Review Summary: It doesn't bring much new to the table, but the split still remains a more than worthy listen.3 of 3 thought this review was well written
A split is almost never considered a game changer: while they can be fun, and can give people a little extra taste of the artists involved that they would never have gotten from their full-lengths alone, there honestly aren't many splits that define an artist or a genre. You can never expect too much with one, seeing as how they are more often than not made with b-sides: in other words, songs that the artists did not consider good enough to put on their full lengths. Sadly, but not surprisingly, this split between well-know post-metal act Rosetta and underground sludge-ish band Restorations does not break this pattern of unexceptional splits. It's not even Rosetta's best split: 2007's Project Mercury
with hardcore band Balboa was one of those rare splits that transcended the deep, dark realms of filler and managed to be an intergral part of both band's discography. But this, however, does not mean that this 2-song split bad by any means.
Rosetta's side of the record is a song called So Warm A Solitude
, and was recorded during the Wake/Lift sessions. The time in which it was written really does show in its sound, as this 12-minute post-metal epic would have easily fit in with the songs from Rosetta's 2nd studio album. It isn't the heaviest thing that the band's ever written by far, and relies more on various reverb-heavy clean passages such as those found on (Temet Nosce), an instrumental from Wake/Lift. That's not to say that it doesn't have its skull-crushing moments: Armine's vocals are still as intense as ever, if not pushed back in the mix (another characteristic of Wake/Lift), and the last half-minute of the track is pretty damn heavy. The song is not exceptional by this exceptional band's standards, but remains a worthy listen, and a must-have if you're a die-hard fan of the band.

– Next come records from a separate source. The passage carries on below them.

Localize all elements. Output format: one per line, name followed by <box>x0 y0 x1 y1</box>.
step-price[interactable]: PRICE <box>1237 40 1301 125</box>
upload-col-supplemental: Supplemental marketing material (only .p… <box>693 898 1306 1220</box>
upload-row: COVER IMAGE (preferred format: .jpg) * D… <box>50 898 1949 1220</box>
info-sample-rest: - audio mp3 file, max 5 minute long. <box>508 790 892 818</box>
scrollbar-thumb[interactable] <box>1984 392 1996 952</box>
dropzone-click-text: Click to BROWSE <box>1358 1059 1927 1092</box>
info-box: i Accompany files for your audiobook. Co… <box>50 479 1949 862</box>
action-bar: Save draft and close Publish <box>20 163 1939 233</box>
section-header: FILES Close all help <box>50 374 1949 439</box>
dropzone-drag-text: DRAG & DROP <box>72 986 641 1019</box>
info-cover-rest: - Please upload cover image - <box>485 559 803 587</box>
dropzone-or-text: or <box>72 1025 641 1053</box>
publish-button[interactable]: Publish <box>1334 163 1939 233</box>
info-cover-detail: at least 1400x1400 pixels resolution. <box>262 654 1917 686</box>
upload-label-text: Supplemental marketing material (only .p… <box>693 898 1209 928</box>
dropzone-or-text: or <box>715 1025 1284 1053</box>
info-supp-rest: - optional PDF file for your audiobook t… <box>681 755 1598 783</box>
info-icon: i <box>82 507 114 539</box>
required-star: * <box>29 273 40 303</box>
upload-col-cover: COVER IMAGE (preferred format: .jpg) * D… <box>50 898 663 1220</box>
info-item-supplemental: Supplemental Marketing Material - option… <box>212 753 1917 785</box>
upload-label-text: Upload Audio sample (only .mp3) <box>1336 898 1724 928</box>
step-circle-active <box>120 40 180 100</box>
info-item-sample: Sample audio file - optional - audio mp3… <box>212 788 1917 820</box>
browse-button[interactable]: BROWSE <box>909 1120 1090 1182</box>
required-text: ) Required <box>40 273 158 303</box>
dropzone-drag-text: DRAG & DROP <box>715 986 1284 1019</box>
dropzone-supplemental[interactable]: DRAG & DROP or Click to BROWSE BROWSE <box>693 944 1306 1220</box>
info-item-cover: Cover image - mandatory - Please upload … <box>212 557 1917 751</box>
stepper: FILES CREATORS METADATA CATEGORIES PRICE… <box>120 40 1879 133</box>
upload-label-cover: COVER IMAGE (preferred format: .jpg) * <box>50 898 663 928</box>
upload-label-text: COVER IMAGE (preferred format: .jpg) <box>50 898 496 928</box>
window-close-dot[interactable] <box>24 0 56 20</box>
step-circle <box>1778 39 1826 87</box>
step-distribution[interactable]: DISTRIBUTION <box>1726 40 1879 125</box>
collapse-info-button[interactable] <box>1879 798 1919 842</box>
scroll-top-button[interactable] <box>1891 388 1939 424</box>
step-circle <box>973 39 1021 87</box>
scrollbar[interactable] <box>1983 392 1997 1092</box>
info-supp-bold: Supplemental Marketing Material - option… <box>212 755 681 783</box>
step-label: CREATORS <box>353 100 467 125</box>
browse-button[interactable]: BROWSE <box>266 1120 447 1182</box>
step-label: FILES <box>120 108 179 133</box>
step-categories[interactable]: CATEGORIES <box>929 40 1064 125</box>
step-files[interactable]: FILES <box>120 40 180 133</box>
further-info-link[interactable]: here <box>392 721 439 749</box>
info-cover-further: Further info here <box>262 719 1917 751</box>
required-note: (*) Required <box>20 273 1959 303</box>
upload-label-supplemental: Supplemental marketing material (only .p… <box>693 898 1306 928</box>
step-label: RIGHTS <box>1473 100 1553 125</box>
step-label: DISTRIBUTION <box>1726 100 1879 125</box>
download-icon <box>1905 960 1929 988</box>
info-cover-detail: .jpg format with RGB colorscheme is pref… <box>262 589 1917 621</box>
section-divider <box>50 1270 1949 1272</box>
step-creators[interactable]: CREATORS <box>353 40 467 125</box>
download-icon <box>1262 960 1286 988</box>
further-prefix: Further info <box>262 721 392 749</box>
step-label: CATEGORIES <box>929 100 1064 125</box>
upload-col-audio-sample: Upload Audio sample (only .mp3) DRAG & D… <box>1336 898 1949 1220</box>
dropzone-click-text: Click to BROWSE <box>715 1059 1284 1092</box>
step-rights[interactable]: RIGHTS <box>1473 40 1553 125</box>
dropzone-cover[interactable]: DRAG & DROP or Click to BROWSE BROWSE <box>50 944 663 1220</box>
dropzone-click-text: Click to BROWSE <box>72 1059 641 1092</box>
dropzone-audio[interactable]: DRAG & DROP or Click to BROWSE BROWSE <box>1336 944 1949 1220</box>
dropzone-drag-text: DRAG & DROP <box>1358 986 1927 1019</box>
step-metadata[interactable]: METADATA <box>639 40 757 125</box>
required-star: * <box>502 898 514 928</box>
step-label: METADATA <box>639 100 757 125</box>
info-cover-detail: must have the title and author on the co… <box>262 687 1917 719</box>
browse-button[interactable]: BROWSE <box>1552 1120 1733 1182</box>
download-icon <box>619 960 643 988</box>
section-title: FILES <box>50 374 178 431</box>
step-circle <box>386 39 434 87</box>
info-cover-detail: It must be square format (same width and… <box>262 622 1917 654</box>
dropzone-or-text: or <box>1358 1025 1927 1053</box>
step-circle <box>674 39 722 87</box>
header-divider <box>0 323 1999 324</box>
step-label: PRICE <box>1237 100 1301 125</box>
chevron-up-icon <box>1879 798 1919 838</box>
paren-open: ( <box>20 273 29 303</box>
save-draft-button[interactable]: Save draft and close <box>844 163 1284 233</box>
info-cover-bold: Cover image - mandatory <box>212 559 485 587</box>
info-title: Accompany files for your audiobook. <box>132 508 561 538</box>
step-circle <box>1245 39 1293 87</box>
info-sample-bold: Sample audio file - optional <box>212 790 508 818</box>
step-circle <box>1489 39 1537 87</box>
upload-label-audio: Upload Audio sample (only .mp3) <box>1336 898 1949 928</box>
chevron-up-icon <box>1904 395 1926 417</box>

The second track on the album is called F#
, and is by Rosetta's fellow Philly natives Restorations. The track length is a whopping 9-and-a-half minutes (not as much as the Rosetta track, but still pretty damn long), but, like has been seen many times before, a good part of the song (the last 5 minutes) is all ambient noise. It's not bad by any means, but when considering how good the actual song was, it's disappointing that Restorations couldn't extend the track a bit, and makes it feel like the latter half was added just for the sake of some extra length. For the track itself really is a good listen. It's heavy and sludgy, but all the vocals are clean, if not a bit rough and raw (this is by no means a bad thing). It follows a basic structure and riff throughout, and has an extremely positive, almost happy vibe: you could dance to this track. The guitars are big and not overproduced, with the perfect amount of raw distortion added. The whole thing is, dare I say it, really damn catchy. It will
get stuck in your head for a good few hours after you give it a listen.
So I stand by what I said earlier: this split is not a game changer by any means, and has a long way to go before it could be considered exceptional. That being said, it really is a worthy listen especially if you're a die-hard Rosetta fan who needs a Rosetta fix, even if it isn't their best. Also, if you're just someone looking for some new music, or a new band to follow, Restoration's side of the split showcases this little band's talent and potential, and makes them some dudes to look out for in the future. So give it a listen: it can't hurt.